A talented pitcher in Little League, Kranepool focused on playing first base and outfield after breaking his left elbow, an injury he said never fully healed.
His growth spurt as a sophomore at Monroe turned him into a standout basketball player, averaging 24 points per game as a senior and earning a spot on the All-New York City team, and the University of North Carolina and St. John's University offered him scholarships.
But for Kranepool, basketball season was just a way to kill time until baseball season came around. In three seasons at Monroe, he hit 19 home runs, including nine as a senior, breaking Greenberg's record that had stood since 1929. He signed with the Mets shortly after Monroe lost in the PSAL finals.
Kranepool was depressed by the lack of expectations and the Mets' early losing streaks. He had always been used as a first baseman, despite expectations not being met. He once told Swoboda about his first few seasons, “We used to celebrate rainouts.”
After leading the league in hits in April 1965, he was selected to his only All-Star team, but he did not play in that game, for which he bore a grudge against National League manager Gene Mauck for the rest of his life. He slumped after the rest, finishing the season with a batting average of .253, 10 home runs, and 53 RBIs.

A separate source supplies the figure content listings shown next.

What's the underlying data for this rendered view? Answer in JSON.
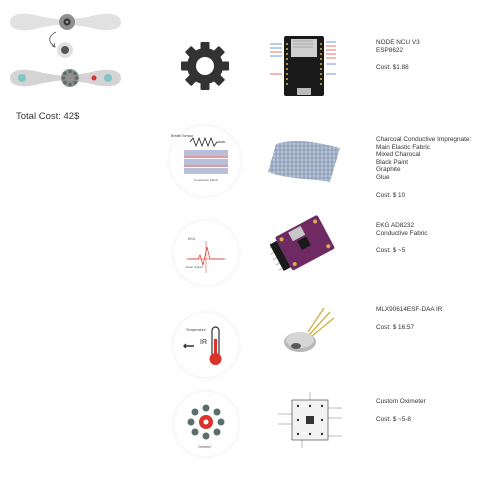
{
  "header": {
    "total_cost": "Total Cost: 42$"
  },
  "diagram_labels": {
    "breath_sensor": "Breath Sensor",
    "conductive_fabric": "Conductive Fabric",
    "ekg": "EKG",
    "heart_signal": "Heart Signal",
    "temperature": "Temperature",
    "ir": "IR",
    "oximeter": "Oximeter"
  },
  "rows": [
    {
      "lines": [
        "NODE NCU V3",
        "ESP8622"
      ],
      "cost": "Cost: $1.88"
    },
    {
      "lines": [
        "Charcoal Conductive Impregnate:",
        "Main Elastic Fabric",
        "Mixed Charocal",
        "Black Paint",
        "Graphite",
        "Glue"
      ],
      "cost": "Cost: $ 10"
    },
    {
      "lines": [
        "EKG AD8232",
        "Conductive Fabric"
      ],
      "cost": "Cost: $ ~5"
    },
    {
      "lines": [
        "MLX90614ESF-DAA IR"
      ],
      "cost": "Cost: $ 16.57"
    },
    {
      "lines": [
        "Custom Oximeter"
      ],
      "cost": "Cost: $ ~5-8"
    }
  ],
  "colors": {
    "accent_red": "#d9332b",
    "teal": "#7fc7c4",
    "gear": "#333333"
  }
}
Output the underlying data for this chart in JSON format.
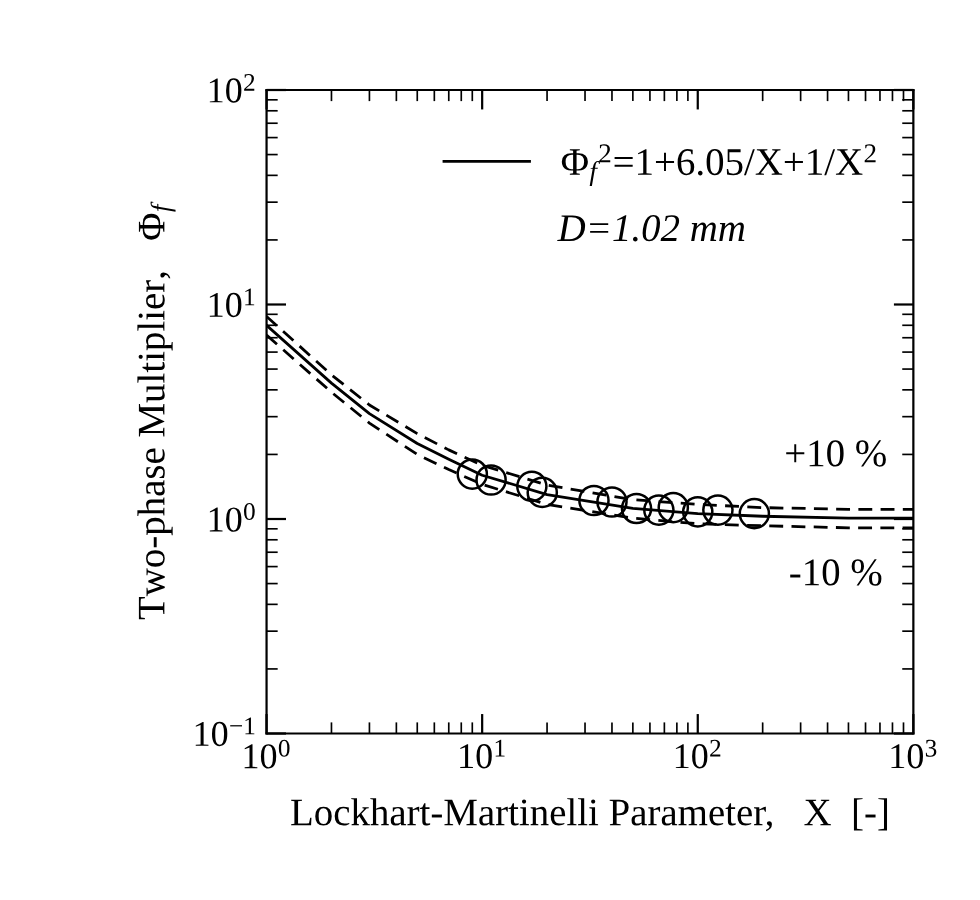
{
  "chart_data": {
    "type": "line",
    "xlabel": "Lockhart-Martinelli Parameter,   X  [-]",
    "ylabel": "Two-phase Multiplier,   Φ$_{f}$",
    "log": "xy",
    "xlim": [
      1,
      1000
    ],
    "ylim": [
      0.1,
      100
    ],
    "xticks": [
      {
        "value": 1,
        "label": "10$^{0}$"
      },
      {
        "value": 10,
        "label": "10$^{1}$"
      },
      {
        "value": 100,
        "label": "10$^{2}$"
      },
      {
        "value": 1000,
        "label": "10$^{3}$"
      }
    ],
    "yticks": [
      {
        "value": 0.1,
        "label": "10$^{−1}$"
      },
      {
        "value": 1,
        "label": "10$^{0}$"
      },
      {
        "value": 10,
        "label": "10$^{1}$"
      },
      {
        "value": 100,
        "label": "10$^{2}$"
      }
    ],
    "grid": false,
    "legend": "top right",
    "series": [
      {
        "name": "Φ$_{f}$$^{2}$=1+6.05/X+1/X$^{2}$",
        "line_style": "solid",
        "color": "#000000",
        "x": [
          1,
          2,
          3,
          5,
          7,
          10,
          20,
          50,
          100,
          200,
          500,
          1000
        ],
        "values": [
          8.0,
          4.3,
          3.1,
          2.25,
          1.9,
          1.6,
          1.3,
          1.12,
          1.06,
          1.03,
          1.01,
          1.01
        ]
      },
      {
        "line_style": "dashed",
        "color": "#000000",
        "x": [
          1,
          2,
          3,
          5,
          7,
          10,
          20,
          50,
          100,
          200,
          500,
          1000
        ],
        "values": [
          8.8,
          4.7,
          3.4,
          2.5,
          2.1,
          1.78,
          1.44,
          1.23,
          1.17,
          1.13,
          1.11,
          1.11
        ]
      },
      {
        "line_style": "dashed",
        "color": "#000000",
        "x": [
          1,
          2,
          3,
          5,
          7,
          10,
          20,
          50,
          100,
          200,
          500,
          1000
        ],
        "values": [
          7.2,
          3.9,
          2.8,
          2.0,
          1.7,
          1.45,
          1.17,
          1.01,
          0.95,
          0.93,
          0.91,
          0.91
        ]
      },
      {
        "type": "scatter",
        "marker": "circle",
        "color": "#000000",
        "x": [
          9.0,
          11,
          17,
          19,
          33,
          40,
          52,
          66,
          77,
          100,
          124,
          183
        ],
        "values": [
          1.62,
          1.52,
          1.42,
          1.33,
          1.22,
          1.2,
          1.12,
          1.1,
          1.13,
          1.08,
          1.1,
          1.06
        ]
      }
    ],
    "annotations": [
      "D=1.02 mm",
      "+10 %",
      "-10 %"
    ]
  }
}
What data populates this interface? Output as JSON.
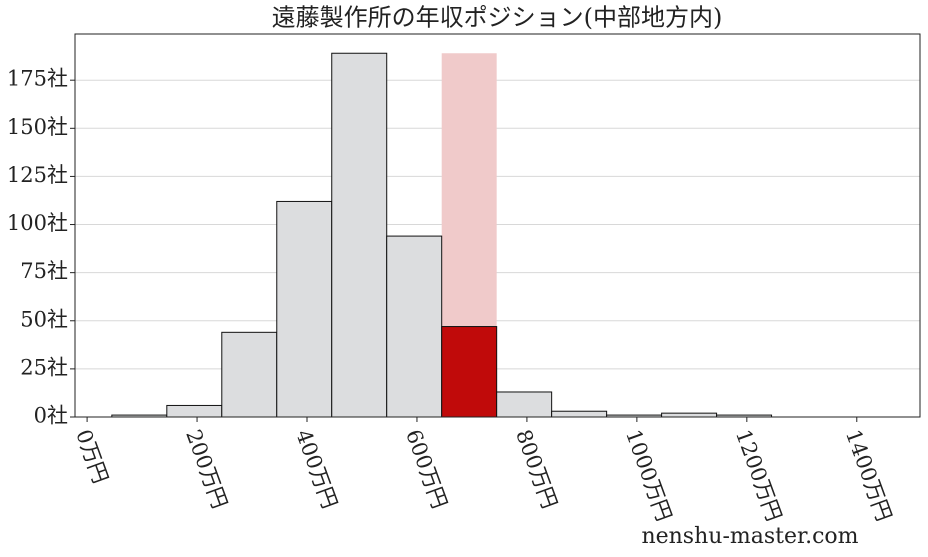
{
  "chart_data": {
    "type": "histogram",
    "title": "遠藤製作所の年収ポジション(中部地方内)",
    "bins": [
      45,
      145,
      245,
      345,
      445,
      545,
      645,
      745,
      845,
      945,
      1045,
      1145,
      1245
    ],
    "values": [
      1,
      6,
      44,
      112,
      189,
      94,
      47,
      13,
      3,
      1,
      2,
      1
    ],
    "color": "#dcdddf",
    "highlight_index": 6,
    "highlight_color": "#c00a0a",
    "highlight_band_color": "#f0caca",
    "xlim": [
      -22,
      1515
    ],
    "ylim": [
      0,
      199
    ],
    "xticks": [
      {
        "value": 0,
        "label": "0万円"
      },
      {
        "value": 200,
        "label": "200万円"
      },
      {
        "value": 400,
        "label": "400万円"
      },
      {
        "value": 600,
        "label": "600万円"
      },
      {
        "value": 800,
        "label": "800万円"
      },
      {
        "value": 1000,
        "label": "1000万円"
      },
      {
        "value": 1200,
        "label": "1200万円"
      },
      {
        "value": 1400,
        "label": "1400万円"
      }
    ],
    "yticks": [
      {
        "value": 0,
        "label": "0社"
      },
      {
        "value": 25,
        "label": "25社"
      },
      {
        "value": 50,
        "label": "50社"
      },
      {
        "value": 75,
        "label": "75社"
      },
      {
        "value": 100,
        "label": "100社"
      },
      {
        "value": 125,
        "label": "125社"
      },
      {
        "value": 150,
        "label": "150社"
      },
      {
        "value": 175,
        "label": "175社"
      }
    ],
    "grid": true,
    "watermark": "nenshu-master.com"
  }
}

By the start of the 1969 season, Kranepool had taken over the first base position, and he delivered the game-winning run with an RBI single in the bottom of the ninth inning in Game 1 of a memorable midseason series between the Mets and the first-place Cubs at Shea Stadium.

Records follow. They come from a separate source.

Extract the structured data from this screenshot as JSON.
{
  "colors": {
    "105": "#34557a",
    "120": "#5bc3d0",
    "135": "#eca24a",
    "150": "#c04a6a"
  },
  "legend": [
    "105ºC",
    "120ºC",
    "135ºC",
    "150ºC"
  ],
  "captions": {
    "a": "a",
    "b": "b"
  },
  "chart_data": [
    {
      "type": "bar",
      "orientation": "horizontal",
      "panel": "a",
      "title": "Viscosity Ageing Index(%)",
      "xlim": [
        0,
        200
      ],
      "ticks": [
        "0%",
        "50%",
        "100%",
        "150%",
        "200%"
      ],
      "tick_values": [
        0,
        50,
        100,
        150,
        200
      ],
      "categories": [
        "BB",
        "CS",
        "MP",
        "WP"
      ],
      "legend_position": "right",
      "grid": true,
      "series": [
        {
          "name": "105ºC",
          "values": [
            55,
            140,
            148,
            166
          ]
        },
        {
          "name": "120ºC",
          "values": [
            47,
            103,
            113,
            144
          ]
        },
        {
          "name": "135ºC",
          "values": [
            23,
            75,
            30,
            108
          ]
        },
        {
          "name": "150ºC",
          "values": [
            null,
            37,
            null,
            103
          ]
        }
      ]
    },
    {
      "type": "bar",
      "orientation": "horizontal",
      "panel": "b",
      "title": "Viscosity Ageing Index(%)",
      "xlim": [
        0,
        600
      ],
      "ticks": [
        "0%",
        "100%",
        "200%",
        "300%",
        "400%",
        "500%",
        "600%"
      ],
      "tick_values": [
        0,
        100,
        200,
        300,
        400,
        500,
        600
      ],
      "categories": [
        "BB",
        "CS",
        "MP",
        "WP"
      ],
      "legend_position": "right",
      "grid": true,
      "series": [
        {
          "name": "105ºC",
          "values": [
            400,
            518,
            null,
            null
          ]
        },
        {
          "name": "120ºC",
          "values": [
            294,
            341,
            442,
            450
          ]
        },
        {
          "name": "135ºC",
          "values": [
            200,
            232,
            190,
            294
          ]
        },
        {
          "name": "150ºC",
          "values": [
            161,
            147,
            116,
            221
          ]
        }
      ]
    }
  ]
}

“That was probably my biggest hit,” he said.
The Mets went on to sweep the Cubs, winning the NL East and pennant. However, the Mets acquired first baseman Don Clendenon in a mid-season trade, cutting into Kranepool's playing time. Kranepool started all three games of the NL Championship Series against the Braves, while Clendenon started all but one game in the World Series, as the Mets defeated the Orioles in five games. Kranepool hit a home run in Game 3 (his only start), and Clendenon was named the Series MVP.
The following season, Kranepool had only 34 at-bats by late June, and was hitless in 18 at-bats as a pinch hitter when the Mets sent him to the minor leagues for prospect Ken Singleton. He returned in August, but finished the season with a batting average of just .170.
Kranepool had his best season in 1971, batting .280 with 14 home runs and 58 RBIs. He helped the Mets reach their second World Series in 1973. He shared first base with John Milner and played some outfield time, but only batted .239. He did start Game 5 of the NLCS against the Reds in place of an injured Rusty Staub, however, and singled in the first inning to score two runs. He appeared in just three at-bats in the rest of the World Series.
After that season, Kranepool was used primarily as a pinch hitter. From 1974 to 1978, he was one of the best players in baseball, batting .396 as a pinch hitter and twice hitting over .300 as a part-time player. The Mets released him after the 1979 season.
“He was the best first baseman I ever played with,” former Mets pitcher Jerry Koosman said. “We knew each other really well, and I could look him in the eye and tell if a runner was on base. He stopped a lot of steals.”
Kranepool batted .261 with 118 home runs and 614 RBIs in 18 seasons. He still holds the Mets record for games played in all seasons (1,853). He was inducted into the team's Hall of Fame in 1990.
Kranepool, who earned his stockbroker's license on his 21st birthday and was one of the founding members of the MLB Players Association, has worked for various companies in the New York area since retiring and has also become an advocate for organ donation.
“You get a call and they save your life,” Kranepool said a few days after the surgery at Stony Brook Hospital on Long Island. “It was like magic.”
Kranepool is survived by his wife, Monica, who survived cancer.
Kranepool, who frequented Shea Stadium and Citi Field after his retirement, said he enjoyed being around the ballparks because it brought back a lot of fond memories.
“My life flashes before my eyes,” he said. “I remember the good old days and what I had.”